The concept of rounding bias is introduced by the principle of symmetry, which outlines how rounding impacts numeric values in a dataset.

Because the number is constantly rounded up on the path of positive infinity, the "rounding up" approach exhibits a bias for positive infinity. In the same way, the "rounding down" technique has a bias for negative infinity.

On positive numbers, the "truncation" technique has a bias for negative infinity, while with negative values, it has a bias for positive infinity. In general, rounding algorithms having this tendency are considered to have a bias towards zero.

Let's take a look at how it works in practise. Take the list of floating numbers below:

Let us use statistics.mean() function to calculate the average value of the numeric_values.

Code

import statistics

mean = statistics.mean(numeric_values)
print ("original mean: ", mean)

Output:

original mean:  0.93875

Now, using list comprehension, perform truncate(), round_down(), and round_up() to round every number of the numeric values list one decimal point and compute the revised mean:

Code

roundingUp_data = [round_up(x, 1) for x in numeric_values]
print(roundingUp_data)
print ("Rounded up mean: ", statistics.mean(roundingUp_data))

roundingDown_data = [round_down(x, 1) for x in numeric_values]
print ("Rounded dwn mean: ", statistics.mean(roundingDown_data))


truncate_data = [truncate(x, 1) for x in numeric_values]
print ("Truncated mean: ", statistics.mean(truncate_data))

Output:

[3.6, -5.3, 1.0, -2.6, 8.3, -9.4, 6.4, 5.9]
Rounded up mean:  0.9875000000000002
Rounded dwn mean:  0.8874999999999998
Truncated mean:  0.9249999999999998

The revised mean is 0.98, 0.88, and 0.924 when the values in numeric_values are rounded up. Rounding down lowers the average to approximately 0.887. The truncated figures' average is around 0.924, which is the nearest to the original mean.

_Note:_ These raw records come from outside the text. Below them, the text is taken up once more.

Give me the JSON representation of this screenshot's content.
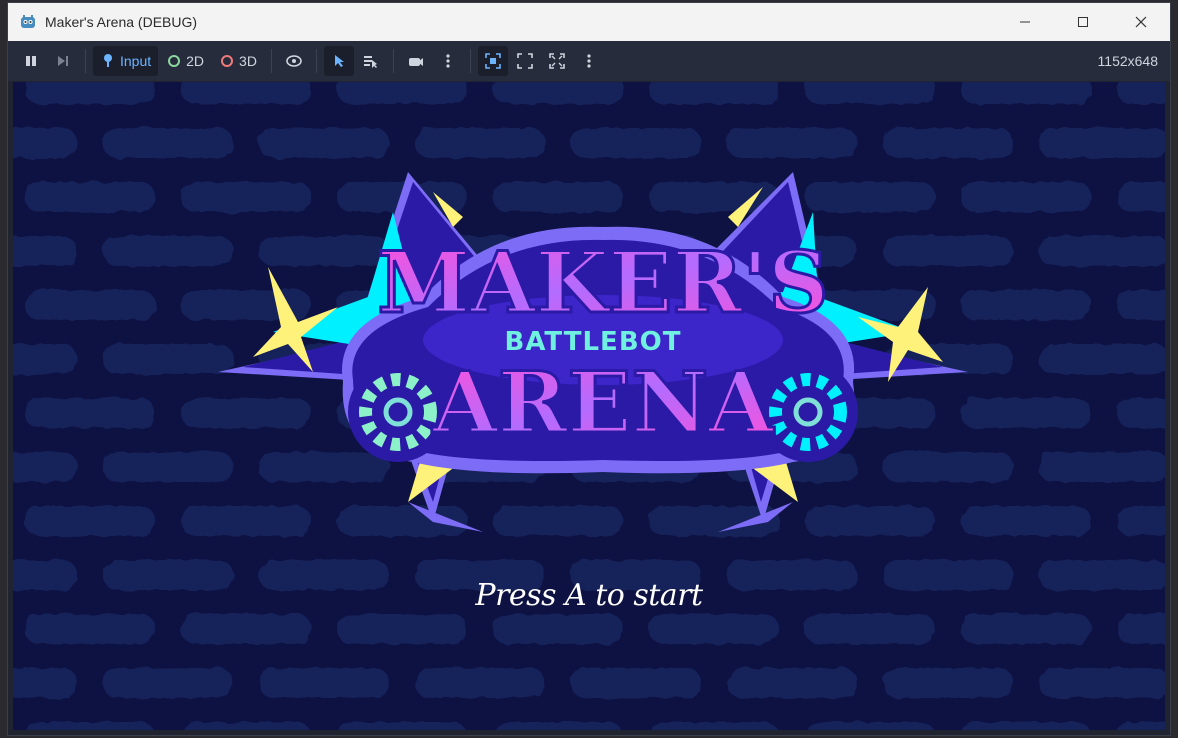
{
  "window": {
    "title": "Maker's Arena (DEBUG)",
    "icon": "godot-icon"
  },
  "toolbar": {
    "pause": "pause-icon",
    "step": "next-frame-icon",
    "input_label": "Input",
    "mode_2d_label": "2D",
    "mode_3d_label": "3D",
    "resolution": "1152x648",
    "accent": "#6cb4ff"
  },
  "game": {
    "logo": {
      "line1": "MAKER'S",
      "line2": "BATTLEBOT",
      "line3": "ARENA"
    },
    "prompt": "Press A to start",
    "colors": {
      "background": "#0d1242",
      "blob": "#16205a",
      "logo_bg": "#2b1aa6",
      "logo_outline": "#7d6cf5",
      "pink": "#ff4fd8",
      "cyan": "#00f0ff",
      "yellow": "#fff27a",
      "purple": "#3c25c9"
    }
  }
}
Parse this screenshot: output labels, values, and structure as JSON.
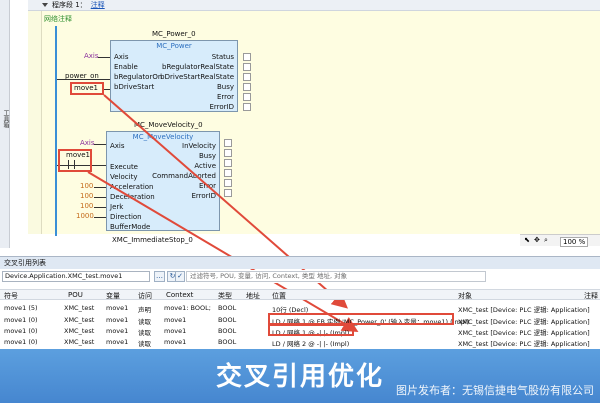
{
  "left_strip": {
    "label": "工具箱"
  },
  "program": {
    "title": "程序段 1：",
    "link": "注释"
  },
  "network": {
    "comment": "网络注释"
  },
  "mc_power": {
    "instance": "MC_Power_0",
    "type": "MC_Power",
    "inputs": [
      "Axis",
      "Enable",
      "bRegulatorOn",
      "bDriveStart"
    ],
    "outputs": [
      "Status",
      "bRegulatorRealState",
      "bDriveStartRealState",
      "Busy",
      "Error",
      "ErrorID"
    ],
    "var_axis": "Axis",
    "var_power_on": "power_on",
    "var_move1": "move1"
  },
  "mc_move": {
    "instance": "MC_MoveVelocity_0",
    "type": "MC_MoveVelocity",
    "inputs": [
      "Axis",
      "Execute",
      "Velocity",
      "Acceleration",
      "Deceleration",
      "Jerk",
      "Direction",
      "BufferMode"
    ],
    "outputs": [
      "InVelocity",
      "Busy",
      "Active",
      "CommandAborted",
      "Error",
      "ErrorID"
    ],
    "var_axis": "Axis",
    "var_move1": "move1",
    "values": [
      "100",
      "100",
      "100",
      "1000"
    ]
  },
  "next_block": {
    "instance": "XMC_ImmediateStop_0"
  },
  "zoom": {
    "value": "100 %"
  },
  "xref": {
    "title": "交叉引用列表",
    "input_value": "Device.Application.XMC_test.move1",
    "filter_placeholder": "过滤符号, POU, 变量, 访问, Context, 类型 地址, 对象",
    "headers": [
      "符号",
      "POU",
      "变量",
      "访问",
      "Context",
      "类型",
      "地址",
      "位置",
      "对象",
      "注释"
    ],
    "rows": [
      [
        "move1 (5)",
        "XMC_test",
        "move1",
        "声明",
        "move1: BOOL;",
        "BOOL",
        "",
        "10行 (Decl)",
        "XMC_test [Device: PLC 逻辑: Application]",
        ""
      ],
      [
        "move1 (0)",
        "XMC_test",
        "move1",
        "读取",
        "move1",
        "BOOL",
        "",
        "LD / 网络 1 @ FB 实例 'MC_Power_0' (输入变量：move1) (Impl)",
        "XMC_test [Device: PLC 逻辑: Application]",
        ""
      ],
      [
        "move1 (0)",
        "XMC_test",
        "move1",
        "读取",
        "move1",
        "BOOL",
        "",
        "LD / 网络 1 @ -| |- (Impl)",
        "XMC_test [Device: PLC 逻辑: Application]",
        ""
      ],
      [
        "move1 (0)",
        "XMC_test",
        "move1",
        "读取",
        "move1",
        "BOOL",
        "",
        "LD / 网络 2 @ -| |- (Impl)",
        "XMC_test [Device: PLC 逻辑: Application]",
        ""
      ]
    ]
  },
  "banner": {
    "title": "交叉引用优化",
    "credit": "图片发布者：无锡信捷电气股份有限公司"
  },
  "colors": {
    "accent_red": "#e04a3a",
    "fb_fill": "#d7ecfb",
    "network_bg": "#fefde1",
    "banner": "#4e97dc"
  }
}
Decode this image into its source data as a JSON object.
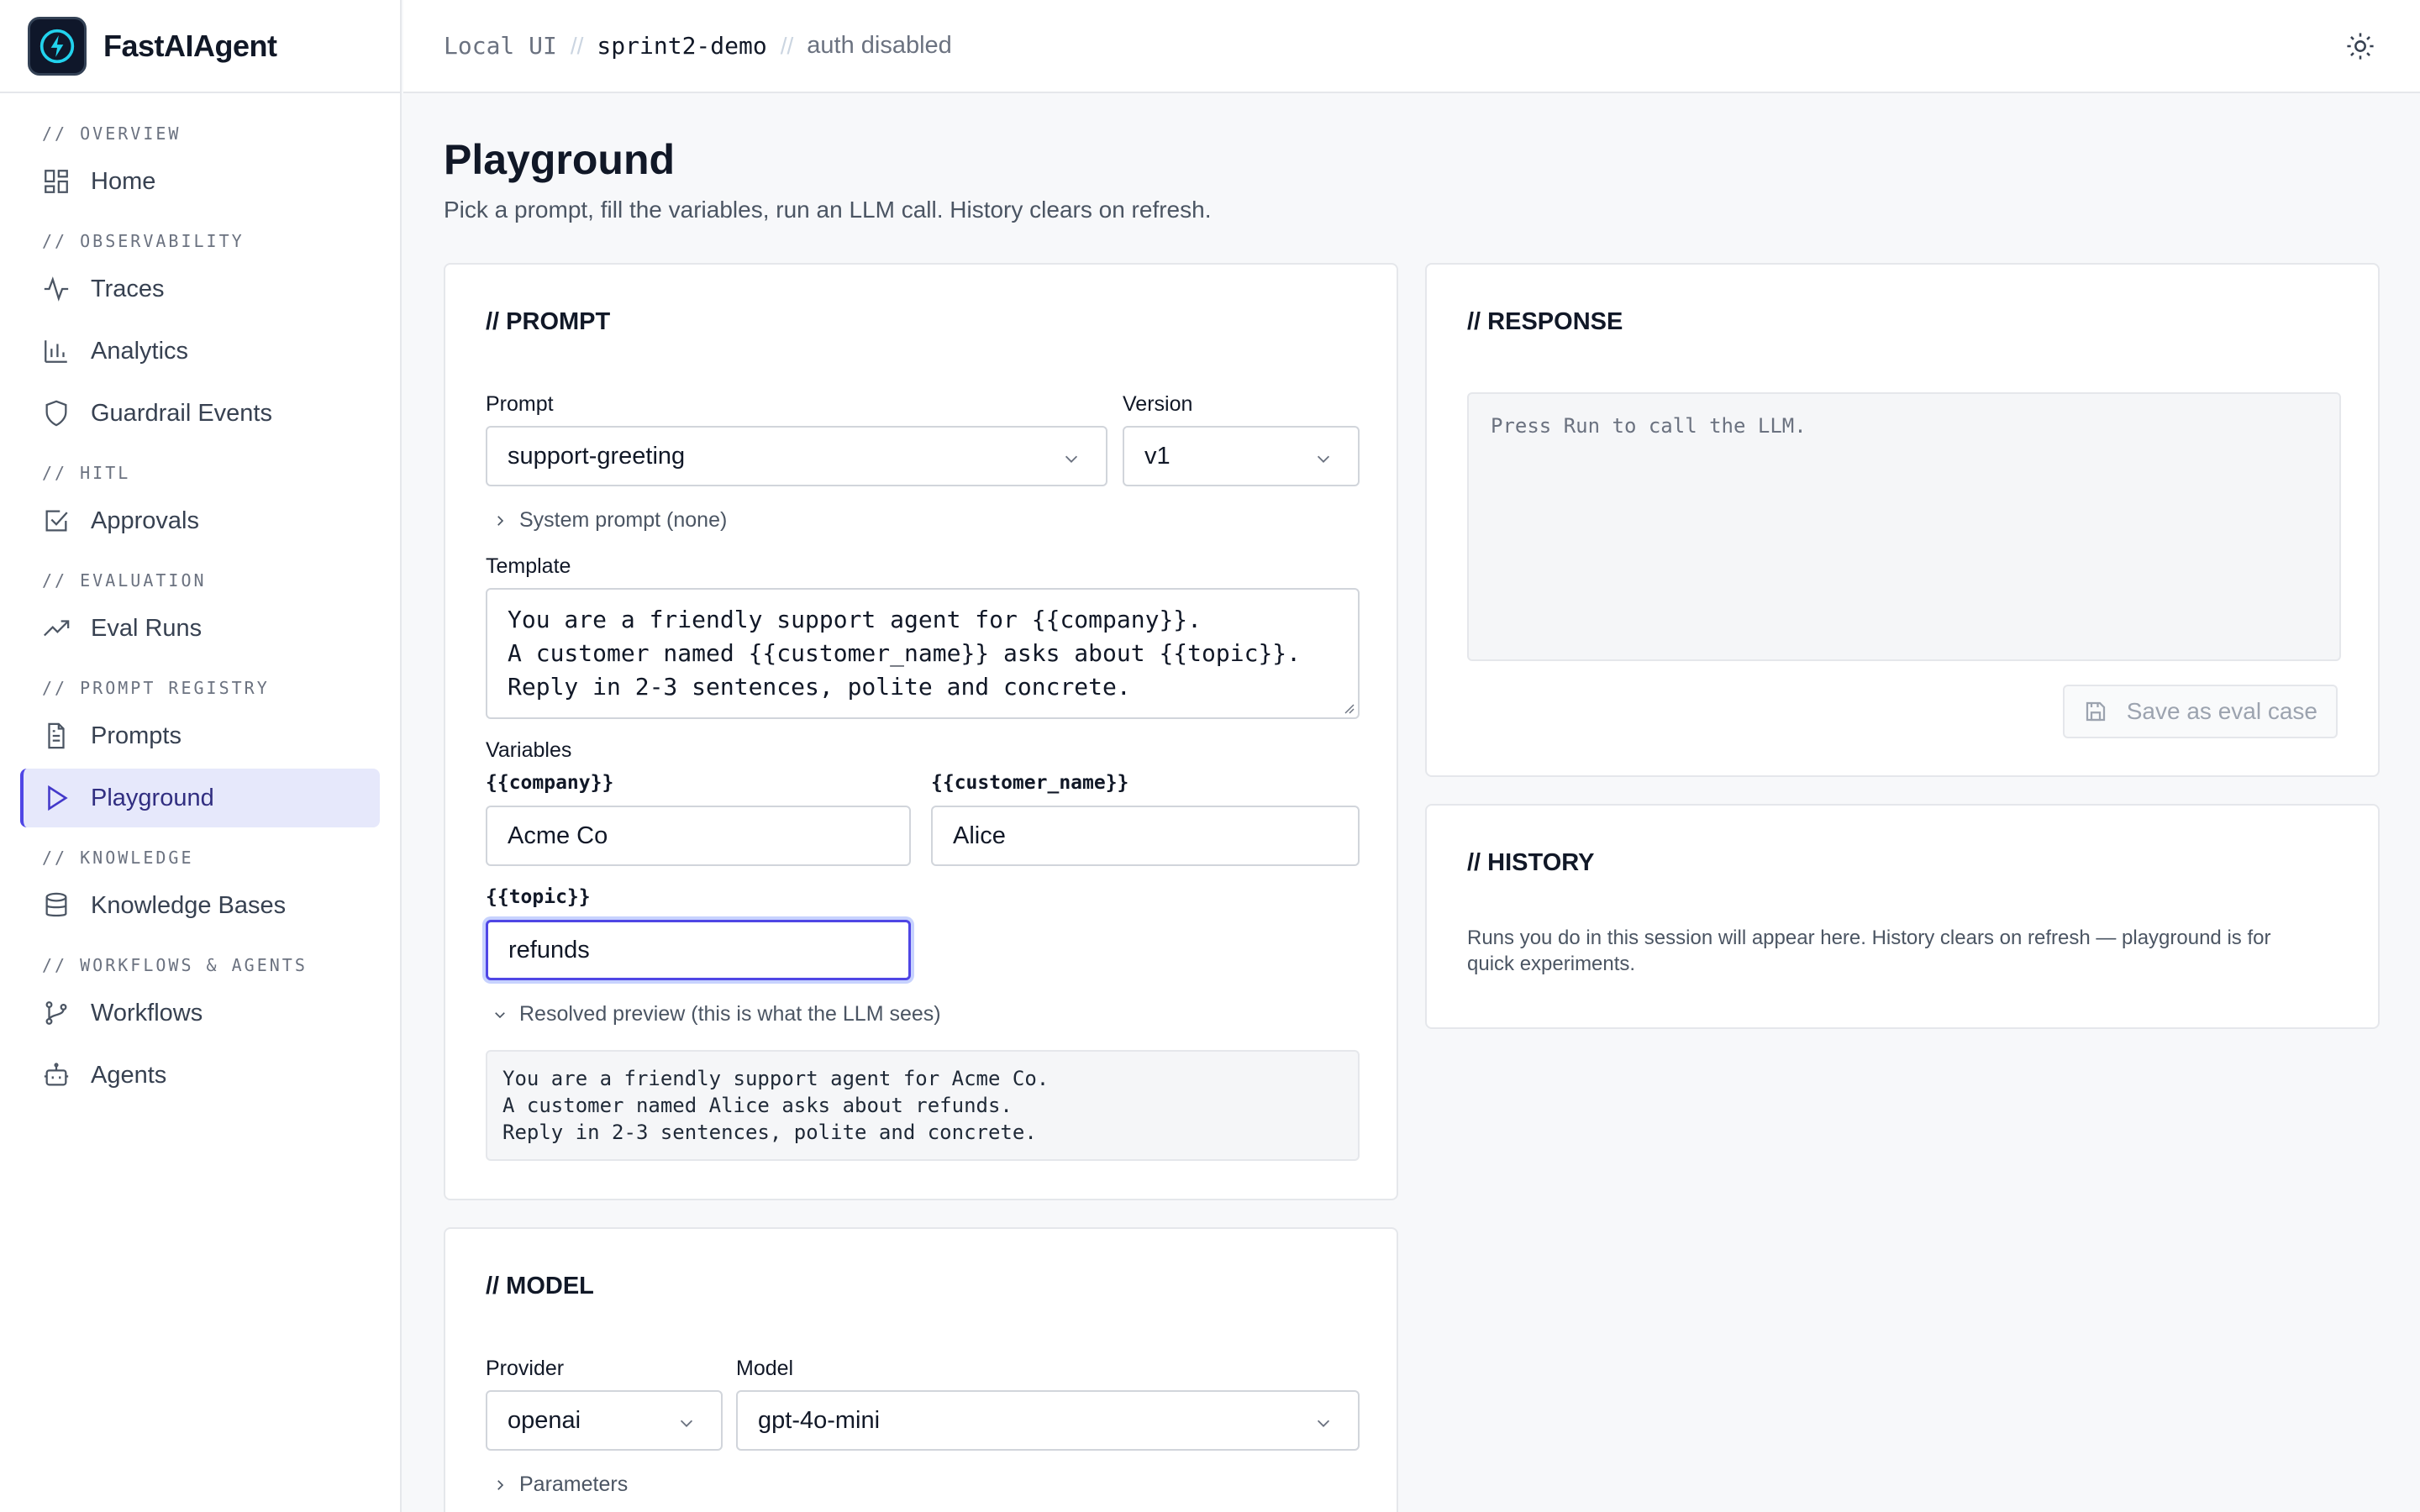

This isn't to say that we must truncate whenever rounding distinct values while keeping the mean value as near as possible. The result is that the ratio number of positive and negative numbers is close to 1. On a set of all positive numbers, the truncate() method will act similarly to round_up(), and on a set of all negative numbers, it will behave similarly to round_down().

This instance demonstrates the impact of rounding bias on numbers generated from rounded data. When making inferences from rounded data, we'll need to bear these consequences.

When rounding, we usually want to round to the closest figure with a certain accuracy, rather than just rounding it up or down.

If we were asked to round the figures 2.63 and 2.68 to the nearest decimal place, we would most likely respond with 2.6 and 2.7. The methods truncate(), round_down(), and round_up() don't perform anything similar.

Points to Remember

Round Data after Collection is Complete

If we're working with a huge amount of information, storage can become a challenge. In an industrial furnace, for instance, a temperature monitor would be used to record the temperature every twenty seconds to eight decimal places. These values will aid in avoiding excessive oscillations that could cause any heat source or element to malfunction. Using a Python script, we may examine the measurements and look for big fluctuations.

Because measurements are taken on a daily basis, there'll be a great number of them. Keeping 3 decimal places of accuracy is an option. However, eliminating too much specificity may cause the computation to vary. If we have adequate room, we can effortlessly store all of the data in complete precision. When there is limited capacity, it is always preferable to retain at minimum 2 or 3 decimal places of precision.

Finally, once we have calculated the daily mean temperature, round the value to the highest accuracy possible.